Except for that you can't. The media companies (music, books, films etc) are starting to figure out that playing nice with the web is better than suffer the piracy. Excellent. But if you are outside of the US it doesn't quite work. You can't buy your latest movies and tv shows on iTunes. Amazon sells you some books outside of the US on the kindle, but not many. And no MP3s. Netflix lets you stream movies and tv shows but only if you are in the states, the only place where you get to see Hulu.com.
Over the last years or so I've collected some tricks around these restrictions. It leaves you of course still in a weird gray area. You pay for the content and you don't really lie, but still the content owners didn't intent for you to consume the content. Some might argue that you might as well use Bittorrent or Usenet to get to the goods for free.
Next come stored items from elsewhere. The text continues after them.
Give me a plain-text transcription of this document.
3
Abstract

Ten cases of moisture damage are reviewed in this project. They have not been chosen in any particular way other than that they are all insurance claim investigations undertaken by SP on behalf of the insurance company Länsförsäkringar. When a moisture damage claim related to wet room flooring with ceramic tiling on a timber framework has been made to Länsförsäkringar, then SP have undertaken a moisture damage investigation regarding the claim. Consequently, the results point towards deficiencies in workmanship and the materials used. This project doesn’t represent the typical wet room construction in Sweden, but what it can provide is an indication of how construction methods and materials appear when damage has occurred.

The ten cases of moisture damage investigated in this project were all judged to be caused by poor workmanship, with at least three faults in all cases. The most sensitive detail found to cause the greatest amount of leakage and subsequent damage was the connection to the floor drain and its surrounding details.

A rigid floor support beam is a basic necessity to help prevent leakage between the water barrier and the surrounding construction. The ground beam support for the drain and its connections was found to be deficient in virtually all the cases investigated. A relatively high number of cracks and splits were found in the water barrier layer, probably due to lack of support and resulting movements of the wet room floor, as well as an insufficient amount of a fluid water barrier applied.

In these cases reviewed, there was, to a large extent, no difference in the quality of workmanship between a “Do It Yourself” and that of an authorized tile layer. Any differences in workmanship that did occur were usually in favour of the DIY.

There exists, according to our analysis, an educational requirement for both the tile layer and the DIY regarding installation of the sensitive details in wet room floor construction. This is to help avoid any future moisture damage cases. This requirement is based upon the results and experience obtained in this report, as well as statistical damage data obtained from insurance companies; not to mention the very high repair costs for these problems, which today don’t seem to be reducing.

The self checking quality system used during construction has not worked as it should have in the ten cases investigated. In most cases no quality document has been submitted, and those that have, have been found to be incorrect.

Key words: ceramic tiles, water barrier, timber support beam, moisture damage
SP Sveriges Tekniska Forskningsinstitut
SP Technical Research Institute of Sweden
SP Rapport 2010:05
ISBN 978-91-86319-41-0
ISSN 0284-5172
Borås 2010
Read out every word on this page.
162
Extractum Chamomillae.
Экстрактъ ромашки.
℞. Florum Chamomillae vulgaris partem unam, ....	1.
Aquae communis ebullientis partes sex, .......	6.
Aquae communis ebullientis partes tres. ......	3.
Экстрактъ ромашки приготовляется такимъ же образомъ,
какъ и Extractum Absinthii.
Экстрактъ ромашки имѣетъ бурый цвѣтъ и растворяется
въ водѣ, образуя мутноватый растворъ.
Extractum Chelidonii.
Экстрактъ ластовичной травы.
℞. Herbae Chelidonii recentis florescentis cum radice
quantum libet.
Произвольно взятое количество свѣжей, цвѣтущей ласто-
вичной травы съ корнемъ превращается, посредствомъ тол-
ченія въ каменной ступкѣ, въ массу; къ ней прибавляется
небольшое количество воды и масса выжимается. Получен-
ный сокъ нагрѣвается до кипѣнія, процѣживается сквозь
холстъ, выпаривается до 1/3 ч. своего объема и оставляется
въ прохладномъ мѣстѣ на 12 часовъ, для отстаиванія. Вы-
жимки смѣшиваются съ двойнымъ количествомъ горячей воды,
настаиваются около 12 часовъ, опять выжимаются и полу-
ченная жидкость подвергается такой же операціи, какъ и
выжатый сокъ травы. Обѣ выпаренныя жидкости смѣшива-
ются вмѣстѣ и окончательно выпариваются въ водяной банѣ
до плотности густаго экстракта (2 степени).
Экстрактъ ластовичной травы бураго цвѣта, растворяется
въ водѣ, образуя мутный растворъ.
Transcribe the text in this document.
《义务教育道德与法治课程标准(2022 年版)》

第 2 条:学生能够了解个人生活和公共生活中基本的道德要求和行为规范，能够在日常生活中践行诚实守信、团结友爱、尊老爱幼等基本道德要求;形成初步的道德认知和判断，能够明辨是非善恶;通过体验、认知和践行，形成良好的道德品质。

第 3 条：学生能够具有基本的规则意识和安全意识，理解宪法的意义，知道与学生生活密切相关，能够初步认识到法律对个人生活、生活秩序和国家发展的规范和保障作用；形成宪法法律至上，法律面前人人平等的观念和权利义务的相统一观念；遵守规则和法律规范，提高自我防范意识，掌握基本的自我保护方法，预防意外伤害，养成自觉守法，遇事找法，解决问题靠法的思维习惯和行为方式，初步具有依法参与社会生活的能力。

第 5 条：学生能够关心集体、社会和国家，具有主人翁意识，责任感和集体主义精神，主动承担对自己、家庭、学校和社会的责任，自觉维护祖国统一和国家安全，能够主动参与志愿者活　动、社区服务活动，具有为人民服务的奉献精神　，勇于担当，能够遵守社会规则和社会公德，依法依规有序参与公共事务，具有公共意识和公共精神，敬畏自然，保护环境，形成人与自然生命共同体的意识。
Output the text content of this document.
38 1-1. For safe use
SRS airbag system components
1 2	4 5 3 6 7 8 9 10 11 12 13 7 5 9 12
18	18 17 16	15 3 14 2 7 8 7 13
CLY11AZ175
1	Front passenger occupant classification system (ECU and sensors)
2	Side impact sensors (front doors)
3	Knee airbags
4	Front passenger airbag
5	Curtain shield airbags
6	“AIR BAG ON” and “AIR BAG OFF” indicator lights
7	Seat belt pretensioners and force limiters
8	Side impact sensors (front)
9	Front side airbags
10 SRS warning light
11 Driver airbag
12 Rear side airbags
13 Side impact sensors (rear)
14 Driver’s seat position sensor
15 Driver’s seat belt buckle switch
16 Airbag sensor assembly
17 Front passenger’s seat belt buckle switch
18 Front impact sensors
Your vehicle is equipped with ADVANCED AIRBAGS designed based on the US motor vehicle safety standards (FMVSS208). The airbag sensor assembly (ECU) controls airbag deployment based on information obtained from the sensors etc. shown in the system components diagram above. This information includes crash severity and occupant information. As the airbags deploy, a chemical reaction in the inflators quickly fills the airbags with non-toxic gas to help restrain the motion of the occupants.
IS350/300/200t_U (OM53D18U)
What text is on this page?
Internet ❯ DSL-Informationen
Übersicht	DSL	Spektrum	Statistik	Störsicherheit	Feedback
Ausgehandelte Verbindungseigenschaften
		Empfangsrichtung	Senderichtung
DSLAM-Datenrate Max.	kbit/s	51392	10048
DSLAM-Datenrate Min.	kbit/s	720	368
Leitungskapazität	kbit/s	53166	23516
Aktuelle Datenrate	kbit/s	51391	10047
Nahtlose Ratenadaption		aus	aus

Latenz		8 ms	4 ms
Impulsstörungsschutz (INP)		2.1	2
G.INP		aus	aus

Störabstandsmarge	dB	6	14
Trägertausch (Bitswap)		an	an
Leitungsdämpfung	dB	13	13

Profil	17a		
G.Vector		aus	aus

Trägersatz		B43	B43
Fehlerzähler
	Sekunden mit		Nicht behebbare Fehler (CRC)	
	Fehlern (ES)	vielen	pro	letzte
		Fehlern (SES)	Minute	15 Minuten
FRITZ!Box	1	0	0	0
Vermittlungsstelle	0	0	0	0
I think this way is a lot better.
So, what do you need? First you need to get an American ip address. You can try your luck with open proxies if you want to go free. Or you can set up your own using an ssh tunnel if you have something on the other end (a cheap vps will set you back around 5 dollars a month). Proxies can be detected though, a VPN is better. I am using StrongVpn.Com. They have plans from 55 dollars a month.
With a US ip address you can watch hulu.com, which might be worth your 55 dollars. Next up: iTunes. Now, iTunes has versions for most countries of course, but the US version is cheaper and has a wider selection (especially for movies) and earlier releases. To use the iTunes store in general you need a credit card that matches the country of the store. You can get a prepaid credit card but they're usually a terrible deal (charge you per month and per transaction), so I think that's best avoided.
iTunes gift certificates are the other way in. If you have an American friend you can buy a card online and ship it to your friend who'll then forward the code. If you don't you can pay people on ebay to do the same for around 15% over the face value. On your US ip address and using the gift card you can open your account and you can replenish your account the same way when needed.
An American Amazon address is useful to buy books on the kindle or if you want to buy any other digital goods on Amazon (MP3s, video on demand). Amazon also likes an American credit card, but will let you buy Amazon gift certificates with a non American credit card. However, they need your address to be in the US before they'll believe you are too (and for non kindle purchases, you need that US ip address). Add a credit card and enter a valid US address - they don't need to match. The other thing you need to make sure to set this address to be your one click delivery address.
Netflix obviously will only work for the streaming, since they deliver only to the US. The also have gift certificates, but you need a credit card even if you are on a gift certificate (to pay for any DVDs you don't return, presumably). When verifying the credit card, netflix only seems to check that the zip code you entered, matches your credit card. So you can enter any (US) address, as long as you enter the zip code of your actually credit card. Postal codes in Australia are 4 digits, not 5, but I got away with prepending a zero and the match went through just fine. If you're postal codes contain letters, you should be able to just leave them out and apply zeros as necessary.
It would be nice if we could just get rid of all this and have a true world market. I am pretty sure we'll get there at some point, but until then these tips might come in handy.